Nella sala del consiglio del CNOSF, i promotori della candidatura delle Alpi francesi ai Giochi Olimpici e Paralimpici del 2030 hanno presentato, nel primo pomeriggio di mercoledì, i punti salienti del dossier a un centinaio di membri del CIO, tra cui il presidente Thomas Bach. Una forma di upgrade per i soci che non hanno completamente in mente la questione delle Alpi francesi, avendo avviato dal 29 novembre un dialogo esclusivo e mirato con l’organismo internazionale.

« Abbiamo fornito un servizio di qualità in cui è stata vista la complementarità tra loro. Abbiamo spiegato il nostro concetto. Ognuno ha fatto la sua parte. Loro (membri del CIO) hanno avvertito la complementarità tra il movimento olimpico, le regioni, lo Stato e gli impegni reciproci. Avevamo poche domande, 4 o 5, di carattere piuttosto sportivo », ha spiegato David Lappartient, presidente della CNOSF e membro del CIO, al termine della riunione, precisando di averne ricevuti diversi “ messaggi dei colleghi » incoraggiante. “ Questo è un nuovo passo compiuto », ha accolto con favore Fabrice Pannekoucke, vicepresidente della regione Auvergne-Rhône-Alpes, che ha sostituito Renaud Muselier.

“Non credo che la candidatura sia in pericolo. È ancora sulla buona strada ed è molto brava”

Renaud Muselier, presidente della Regione Sud

« Sono venuto qui ancora con una certa preoccupazione per quanto sta accadendo, ma abbiamo un ottimo dossier, molto ben preparato, e nelle domande che emergono non ritengo che la candidatura sia in pericolo.

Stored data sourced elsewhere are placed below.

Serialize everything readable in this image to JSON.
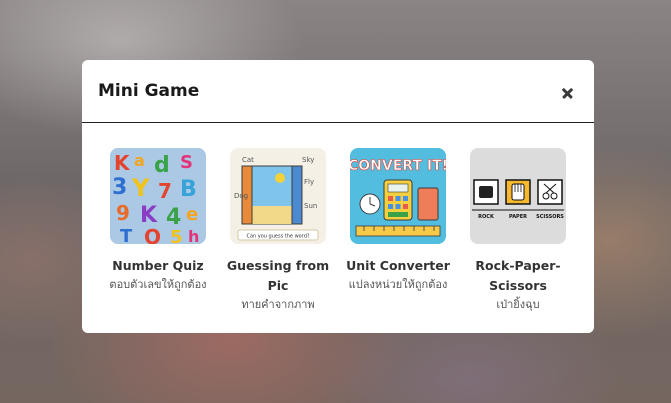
{
  "modal": {
    "title": "Mini Game"
  },
  "games": [
    {
      "title": "Number Quiz",
      "subtitle": "ตอบตัวเลขให้ถูกต้อง",
      "icon": "colorful-letters-numbers-icon"
    },
    {
      "title": "Guessing from Pic",
      "subtitle": "ทายคำจากภาพ",
      "icon": "picture-window-icon",
      "thumb_caption": "Can you guess the word?"
    },
    {
      "title": "Unit Converter",
      "subtitle": "แปลงหน่วยให้ถูกต้อง",
      "icon": "calculator-ruler-icon",
      "thumb_caption": "CONVERT IT!"
    },
    {
      "title": "Rock-Paper-Scissors",
      "subtitle": "เป่ายิ้งฉุบ",
      "icon": "rock-paper-scissors-hands-icon",
      "thumb_caption": [
        "ROCK",
        "PAPER",
        "SCISSORS"
      ]
    }
  ],
  "colors": {
    "accent": "#222222",
    "thumb_quiz": "#8fb6d9",
    "thumb_convert": "#53bde0",
    "thumb_rps": "#dcdcdc"
  }
}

È ancora sulla buona strada ed è molto brava », ha riconosciuto Renaud Muselier, presidente della Regione Sud, a proposito del contesto elettorale. Perché la priorità per i promotori è sempre quella di ottenere la garanzia dello Stato prima del 24 luglio, data del voto del Cio a Parigi. Le Alpi hanno infatti ottenuto tempi aggiuntivi a causa del periodo elettorale.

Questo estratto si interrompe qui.